I used the super enhanced cake mix on the site to doctor mine. I loved it. Here is a recipe from the cake doctor:
Devils food cake mix box
2 tablespoons unsweetened cocoa powder
1 and 1/3 cups buttermilk
1/2 cup vegtable oil
3 large eggs
1 teaspoon pure vanilla extract



You can substitute soured milk for buttermilk. For 1 cup warm milk add 1 1/3 tablespoons of white vinagar or 1 1/2 Tablespoons lemon juice. Let it rest for about 10 or so minutes, then stir. It will be creamy like buttermilk.
I use soured milk and buttermilk in my recipes a lot and can't tell a difference.

Using milk/chocolate milk in place of water and butter in place of oil always makes my cakes better. You can also add yogurt or sour cream for a richer, more dense cake. Add some chocolate syrup if you got it. I don't know about the pudding cups. Never used them so I don't know how they respond to being baked.

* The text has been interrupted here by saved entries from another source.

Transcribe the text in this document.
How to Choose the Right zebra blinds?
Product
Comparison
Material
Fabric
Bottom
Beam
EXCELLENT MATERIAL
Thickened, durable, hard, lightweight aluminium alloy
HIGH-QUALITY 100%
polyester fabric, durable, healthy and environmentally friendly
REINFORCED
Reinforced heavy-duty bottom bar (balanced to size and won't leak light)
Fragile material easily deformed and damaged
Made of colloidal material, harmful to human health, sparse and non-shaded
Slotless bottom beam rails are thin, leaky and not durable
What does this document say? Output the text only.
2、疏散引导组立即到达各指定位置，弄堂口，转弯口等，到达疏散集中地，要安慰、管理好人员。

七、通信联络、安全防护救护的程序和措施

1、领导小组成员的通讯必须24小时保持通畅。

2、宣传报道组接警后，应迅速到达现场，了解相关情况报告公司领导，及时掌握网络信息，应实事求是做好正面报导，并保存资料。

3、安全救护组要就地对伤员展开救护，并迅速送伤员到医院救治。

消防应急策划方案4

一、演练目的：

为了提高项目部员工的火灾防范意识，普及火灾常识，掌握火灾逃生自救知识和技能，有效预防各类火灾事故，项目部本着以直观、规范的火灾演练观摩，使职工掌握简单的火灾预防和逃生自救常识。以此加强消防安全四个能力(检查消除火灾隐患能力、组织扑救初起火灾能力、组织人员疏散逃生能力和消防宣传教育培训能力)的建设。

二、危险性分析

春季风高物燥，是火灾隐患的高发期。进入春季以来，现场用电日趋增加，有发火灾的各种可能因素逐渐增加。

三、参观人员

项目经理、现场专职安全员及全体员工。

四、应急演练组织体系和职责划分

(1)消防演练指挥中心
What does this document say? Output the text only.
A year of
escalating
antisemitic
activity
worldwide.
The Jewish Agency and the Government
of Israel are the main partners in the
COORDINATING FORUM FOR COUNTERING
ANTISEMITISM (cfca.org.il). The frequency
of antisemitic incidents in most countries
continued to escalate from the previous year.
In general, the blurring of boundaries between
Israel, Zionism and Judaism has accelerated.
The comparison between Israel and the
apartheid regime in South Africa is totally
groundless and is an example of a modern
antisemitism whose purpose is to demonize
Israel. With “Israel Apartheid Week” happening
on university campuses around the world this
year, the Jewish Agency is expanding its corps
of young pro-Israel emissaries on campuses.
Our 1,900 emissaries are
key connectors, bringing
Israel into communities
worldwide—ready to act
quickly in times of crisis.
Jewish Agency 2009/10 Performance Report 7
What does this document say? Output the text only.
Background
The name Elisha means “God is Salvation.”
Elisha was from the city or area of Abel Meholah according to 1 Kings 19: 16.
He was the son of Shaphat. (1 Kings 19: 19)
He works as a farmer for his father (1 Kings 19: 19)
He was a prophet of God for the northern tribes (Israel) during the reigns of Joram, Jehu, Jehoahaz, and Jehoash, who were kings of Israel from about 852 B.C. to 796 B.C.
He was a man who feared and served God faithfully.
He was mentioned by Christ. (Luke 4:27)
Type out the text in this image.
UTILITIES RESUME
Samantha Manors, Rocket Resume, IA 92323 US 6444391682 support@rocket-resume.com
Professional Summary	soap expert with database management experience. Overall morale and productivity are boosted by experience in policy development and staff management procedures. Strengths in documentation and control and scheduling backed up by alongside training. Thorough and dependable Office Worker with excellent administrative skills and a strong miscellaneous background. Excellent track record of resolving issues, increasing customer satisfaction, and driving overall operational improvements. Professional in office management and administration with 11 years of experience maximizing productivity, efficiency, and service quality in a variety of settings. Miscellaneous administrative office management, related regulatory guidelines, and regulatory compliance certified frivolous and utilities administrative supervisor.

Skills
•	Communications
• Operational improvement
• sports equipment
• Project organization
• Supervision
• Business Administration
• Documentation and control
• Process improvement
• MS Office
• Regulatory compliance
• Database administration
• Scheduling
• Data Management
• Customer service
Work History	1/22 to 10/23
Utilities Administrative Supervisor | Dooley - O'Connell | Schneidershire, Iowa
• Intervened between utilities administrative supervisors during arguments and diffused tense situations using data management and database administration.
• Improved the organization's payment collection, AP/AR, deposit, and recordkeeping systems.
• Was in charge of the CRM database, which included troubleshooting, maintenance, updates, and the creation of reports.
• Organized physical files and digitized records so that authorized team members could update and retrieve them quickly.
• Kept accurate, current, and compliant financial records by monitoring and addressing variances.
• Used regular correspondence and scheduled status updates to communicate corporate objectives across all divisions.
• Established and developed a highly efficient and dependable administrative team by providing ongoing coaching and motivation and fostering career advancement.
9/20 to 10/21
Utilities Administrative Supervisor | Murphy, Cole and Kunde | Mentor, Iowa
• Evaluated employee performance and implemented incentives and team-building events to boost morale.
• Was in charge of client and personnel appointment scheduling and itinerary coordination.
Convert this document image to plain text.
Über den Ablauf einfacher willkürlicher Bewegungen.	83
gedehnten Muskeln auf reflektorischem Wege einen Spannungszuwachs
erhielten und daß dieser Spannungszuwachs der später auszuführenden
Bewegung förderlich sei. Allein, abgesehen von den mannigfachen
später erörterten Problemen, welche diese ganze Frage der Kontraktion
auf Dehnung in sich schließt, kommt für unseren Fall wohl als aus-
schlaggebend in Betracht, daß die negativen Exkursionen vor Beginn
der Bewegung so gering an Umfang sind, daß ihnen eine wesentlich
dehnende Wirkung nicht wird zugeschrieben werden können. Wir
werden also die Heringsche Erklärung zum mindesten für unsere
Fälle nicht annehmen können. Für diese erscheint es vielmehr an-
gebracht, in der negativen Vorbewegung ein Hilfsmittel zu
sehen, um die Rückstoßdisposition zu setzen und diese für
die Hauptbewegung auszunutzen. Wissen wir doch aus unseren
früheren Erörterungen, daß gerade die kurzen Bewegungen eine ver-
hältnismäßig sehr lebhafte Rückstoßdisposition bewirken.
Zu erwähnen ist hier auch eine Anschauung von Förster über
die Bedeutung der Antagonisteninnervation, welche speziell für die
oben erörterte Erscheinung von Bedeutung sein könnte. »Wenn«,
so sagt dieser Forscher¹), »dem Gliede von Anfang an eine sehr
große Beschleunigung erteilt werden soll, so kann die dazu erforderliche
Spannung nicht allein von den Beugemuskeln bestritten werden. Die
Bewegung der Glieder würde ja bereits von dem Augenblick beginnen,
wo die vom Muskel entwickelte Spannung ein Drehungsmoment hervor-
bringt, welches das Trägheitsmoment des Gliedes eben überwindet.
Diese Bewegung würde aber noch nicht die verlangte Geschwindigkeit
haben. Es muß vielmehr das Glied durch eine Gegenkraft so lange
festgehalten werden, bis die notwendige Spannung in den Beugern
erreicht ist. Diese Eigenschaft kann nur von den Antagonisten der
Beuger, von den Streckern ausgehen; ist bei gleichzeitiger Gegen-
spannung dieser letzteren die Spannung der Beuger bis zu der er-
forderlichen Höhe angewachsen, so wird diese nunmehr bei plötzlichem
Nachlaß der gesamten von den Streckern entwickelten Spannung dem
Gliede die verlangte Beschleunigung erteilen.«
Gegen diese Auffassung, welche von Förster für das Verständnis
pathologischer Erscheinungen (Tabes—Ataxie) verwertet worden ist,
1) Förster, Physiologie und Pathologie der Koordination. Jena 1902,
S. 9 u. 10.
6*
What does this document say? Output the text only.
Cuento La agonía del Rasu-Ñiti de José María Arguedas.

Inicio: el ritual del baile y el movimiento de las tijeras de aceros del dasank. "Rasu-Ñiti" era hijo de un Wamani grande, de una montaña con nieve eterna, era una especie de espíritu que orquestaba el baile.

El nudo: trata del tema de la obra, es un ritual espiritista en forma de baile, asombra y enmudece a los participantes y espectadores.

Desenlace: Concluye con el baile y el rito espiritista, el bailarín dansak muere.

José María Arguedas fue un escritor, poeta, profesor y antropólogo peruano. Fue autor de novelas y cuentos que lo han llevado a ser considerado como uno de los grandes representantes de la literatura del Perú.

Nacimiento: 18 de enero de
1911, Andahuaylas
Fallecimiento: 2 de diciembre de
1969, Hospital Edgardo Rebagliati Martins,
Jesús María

Adding some mayo to it is delish!! I know...it sounds gross...but it really brings out the chocolate flavor and makes it so moist!
Hugs, ~Denise

Thank you all so much! I ended up going to the store and getting more ingredients to make the Darn good Chocolate cake. The texture of the batter is a bit thicker than I'm used to so I'm not sure if I did everything right. We'll see shortly!! Thanks again.
Caribou

I doubled the recipe so I could make 3 layers for the cake and avoid torting it and added a bunch of cupcake. I'm so happy with that. It came out fabulous. I have no idea how I'm going to decorate it or what icing to use because it's rich enough. Going to go search for an icing that is mellow now for a pairing.